Pour commencer, Jarry remporta trois fois de suite le concours organisé par L’Echo de paris littéraire illustré dirigé par Marcel Schwob avec Catulle Mendès. Ainsi lancé dans le milieu littéraire, le jeune auteur présenta, en 1894 chez Alfred Valette directeur du Mercure de France et sa femme Rachilde, une pièce intitulée Ubu Roi. La pièce fut jouée ensuite pour la première fois, le 10 décembre 1896, au Théâtre de l’Œuvre. Ce fut un beau tohu-bohu !

Sait-on que le titre complet de cette œuvre, tel qu’on peut le lire sur la page de titre de l’édition originale publiée par le Mercure de France, le 11 juin 1896, est donc Ubu roi, Drame en cinq actes en prose. Restitué en son intégrité tel qu’il a été représenté par les marionnettes du Théâtre des Phynances en 1888. Le tirage de tête comprend 15 exemplaires sur papier vergé de Hollande, justifié par un petit hibou. Nous en connaissons un relié par Semet & Plumelle, en maroquin bleu janséniste ancien, la couverture illustrée conservée. Il est orné de deux portraits d’Ubu gravés sur bois d’après les dessins de l’auteur, le premier repris en couverture.

Mais d’où vient cet Ubu-là ? Revenons quelques années en arrière en 1888, au lycée de Rennes. Il y avait là, un professeur de physique, M. Hébert, qui incarnait pour certains de ses élèves, « tout le grotesque qui est au monde ». Les potaches lui consacrèrent une abondante littérature dont une pièce intitulée Les Polonais. Celle-là fut jouée à l’aide de marionnettes, au domicile de l’un des co-auteurs, un nommé Charles Morin, en compagnie d’un autre de ses condisciples complice, un nommé Alfred Jarry. Le personnage central de la pièce se nommait P.H.. Il aurait pu également être appelé le Père Heb, Eb, Ebé, Ebon, Ebance, ou Ebouille, comme le surnommaient encore ses élèves.
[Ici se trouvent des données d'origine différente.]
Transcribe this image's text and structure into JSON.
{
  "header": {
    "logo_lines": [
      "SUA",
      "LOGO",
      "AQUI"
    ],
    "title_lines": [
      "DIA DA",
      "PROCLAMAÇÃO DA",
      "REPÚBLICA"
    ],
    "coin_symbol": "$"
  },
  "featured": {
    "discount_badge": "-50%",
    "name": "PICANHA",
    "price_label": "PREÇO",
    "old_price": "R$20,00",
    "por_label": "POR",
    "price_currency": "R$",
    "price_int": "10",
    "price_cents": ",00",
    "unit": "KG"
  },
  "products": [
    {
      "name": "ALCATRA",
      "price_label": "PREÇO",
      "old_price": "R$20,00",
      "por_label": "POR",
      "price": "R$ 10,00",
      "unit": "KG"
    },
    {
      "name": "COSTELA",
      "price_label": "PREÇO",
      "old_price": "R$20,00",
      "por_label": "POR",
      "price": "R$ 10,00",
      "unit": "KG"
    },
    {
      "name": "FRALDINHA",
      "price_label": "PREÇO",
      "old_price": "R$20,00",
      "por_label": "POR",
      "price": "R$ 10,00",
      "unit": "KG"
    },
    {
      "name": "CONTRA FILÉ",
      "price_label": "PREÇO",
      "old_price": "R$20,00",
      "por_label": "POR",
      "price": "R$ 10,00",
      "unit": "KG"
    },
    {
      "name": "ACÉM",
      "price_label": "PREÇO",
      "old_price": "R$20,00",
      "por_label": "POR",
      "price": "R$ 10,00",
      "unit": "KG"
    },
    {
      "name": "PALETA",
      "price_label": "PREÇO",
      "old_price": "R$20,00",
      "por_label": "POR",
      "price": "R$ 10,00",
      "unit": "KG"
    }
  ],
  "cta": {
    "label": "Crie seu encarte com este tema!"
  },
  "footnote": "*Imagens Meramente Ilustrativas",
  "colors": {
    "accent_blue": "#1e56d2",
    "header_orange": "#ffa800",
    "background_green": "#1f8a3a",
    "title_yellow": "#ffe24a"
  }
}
Il deviendra sous la plume d’Alfred Jarry: « Ubu ». Cet Ubu-là qui répondait aussi au prénom de François, mais que l’on nomma d’abord « le Père Ubu » était capitaine de dragons, officier de confiance du roi Venceslas, décoré de l'ordre de l'aigle rouge de Pologne, ancien roi d’Aragon, comte de Sandomir ; puis roi de Pologne, et surtout docteur en pataphysique, et grand-maître de l’ordre de la Gidouille. Un portrait qui ne pouvait que marquer d’une manière ou d’une autre, les esprits avant de les verser dans un monde irrationnel.

Rares sont les auteurs qui ont donné un adjectif à la langue française. Les dictionnaires expliquent l’adjectif « ubuesque » par « un caractère comiquement cruel et couard », ou encore « grotesque et cruel » ce que nous traduisons par quelque chose d’irraisonné devant lequel nous nous sentons impuissants. Grâce à cette adjonction à notre patrimoine linguistique, Ubu demeure dans notre inconscient culturel.
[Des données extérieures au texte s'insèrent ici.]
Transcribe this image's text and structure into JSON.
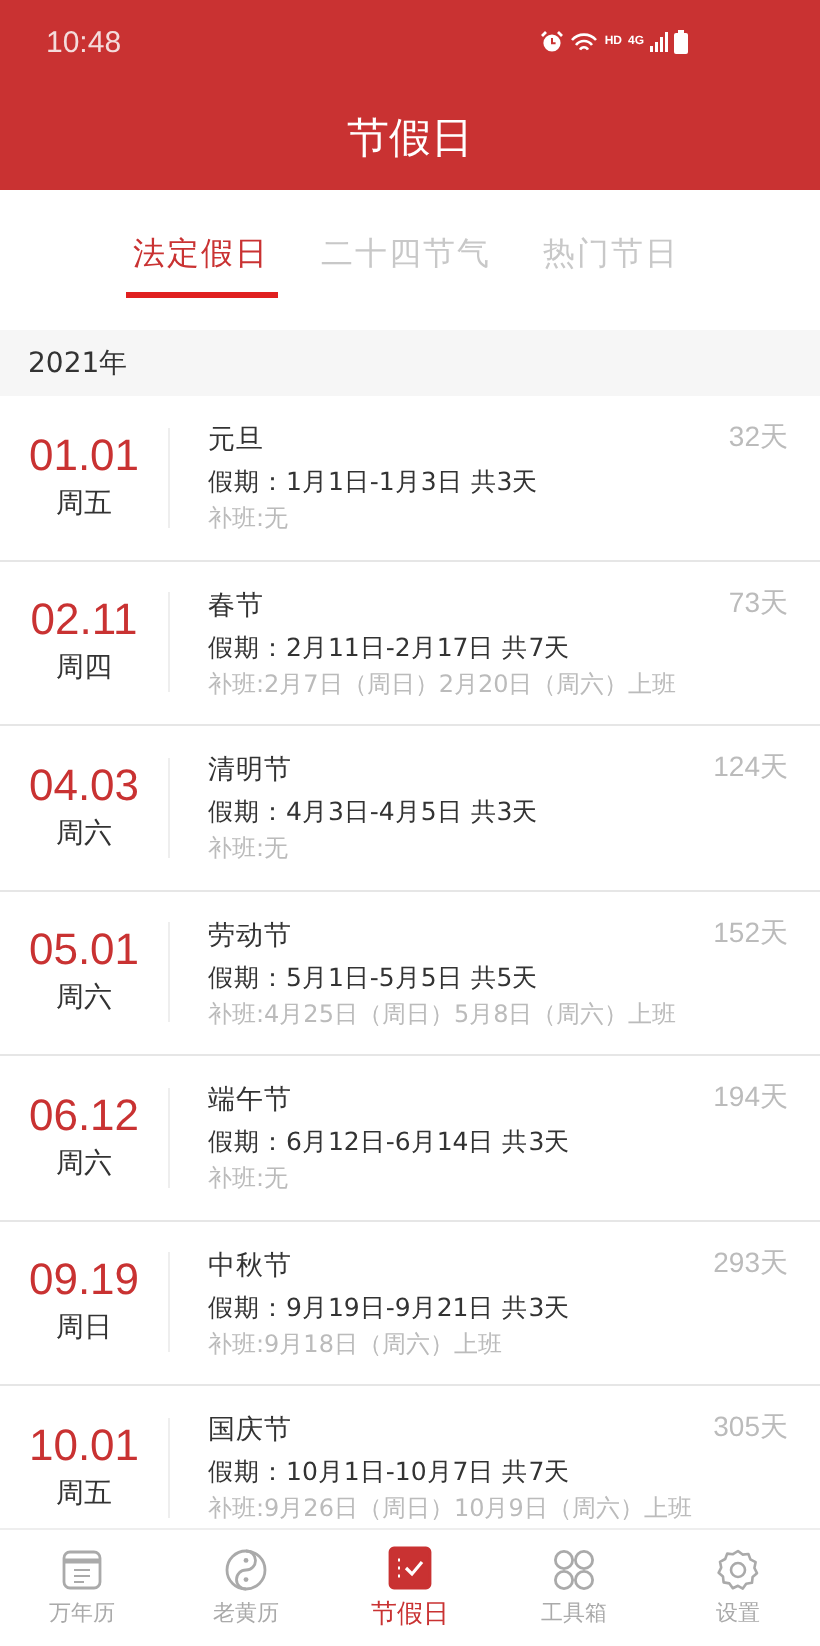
{
  "status_bar": {
    "time": "10:48",
    "hd": "HD",
    "network": "4G"
  },
  "header": {
    "title": "节假日"
  },
  "tabs": [
    {
      "label": "法定假日",
      "selected": true
    },
    {
      "label": "二十四节气",
      "selected": false
    },
    {
      "label": "热门节日",
      "selected": false
    }
  ],
  "year": "2021年",
  "holidays": [
    {
      "date": "01.01",
      "weekday": "周五",
      "name": "元旦",
      "period": "假期：1月1日-1月3日 共3天",
      "makeup": "补班:无",
      "countdown": "32天"
    },
    {
      "date": "02.11",
      "weekday": "周四",
      "name": "春节",
      "period": "假期：2月11日-2月17日 共7天",
      "makeup": "补班:2月7日（周日）2月20日（周六）上班",
      "countdown": "73天"
    },
    {
      "date": "04.03",
      "weekday": "周六",
      "name": "清明节",
      "period": "假期：4月3日-4月5日 共3天",
      "makeup": "补班:无",
      "countdown": "124天"
    },
    {
      "date": "05.01",
      "weekday": "周六",
      "name": "劳动节",
      "period": "假期：5月1日-5月5日 共5天",
      "makeup": "补班:4月25日（周日）5月8日（周六）上班",
      "countdown": "152天"
    },
    {
      "date": "06.12",
      "weekday": "周六",
      "name": "端午节",
      "period": "假期：6月12日-6月14日 共3天",
      "makeup": "补班:无",
      "countdown": "194天"
    },
    {
      "date": "09.19",
      "weekday": "周日",
      "name": "中秋节",
      "period": "假期：9月19日-9月21日 共3天",
      "makeup": "补班:9月18日（周六）上班",
      "countdown": "293天"
    },
    {
      "date": "10.01",
      "weekday": "周五",
      "name": "国庆节",
      "period": "假期：10月1日-10月7日 共7天",
      "makeup": "补班:9月26日（周日）10月9日（周六）上班",
      "countdown": "305天"
    }
  ],
  "bottom_nav": [
    {
      "kind": "calendar",
      "label": "万年历",
      "selected": false
    },
    {
      "kind": "yinyang",
      "label": "老黄历",
      "selected": false
    },
    {
      "kind": "holiday",
      "label": "节假日",
      "selected": true
    },
    {
      "kind": "tools",
      "label": "工具箱",
      "selected": false
    },
    {
      "kind": "settings",
      "label": "设置",
      "selected": false
    }
  ]
}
Catulle Mendès fut sans doute l’une des meilleures fées qui se pencha sur le berceau du personnage. Edouard Graham auteur de Passages d’encre, échanges littéraires dans la bibliothèque de Jean Bonna (1) cite la définition qu’il fit du personnage parue dans le Journal daté du lendemain de la représentation d’Ubu Roi, le 11 décembre 1896. Il dressa, en effet, une liste exhaustive des figures qui, selon lui, entrent dans la composition du caractère d’Ubu : « Fait de Pulcinella et de Polichinelle, de Punch et de Karagueus, de Mayeux et de M. Joseph Prud’homme de Robert Macaire et de M. Thiers, du catholique Torquemada, et du juif Deutz, d’un agent de la sûreté et de l’anarchiste Vaillant, énorme parodie malpropre de Macbeth, de Napoléon et d’un souteneur devenu roi, il existe désormais, inoubliable ! » Tout était dit.

Quatre autres aventures d’Ubu devaient suivre, le Cocu en 1897, les Almanachs en 1899, l’Enchaîné en 1900 et Sur la Butte en 1906.

Edouard Graham rapporte encore cette prédiction de Mendès : « il deviendra une légende populaire des instincts vils, affamés et immondes, et M. Jarry, que j’espère destiné à de plus délicates gloires, aura créé un masque infâme ». A la fin de sa vie Alfred Jarry signait Ubu.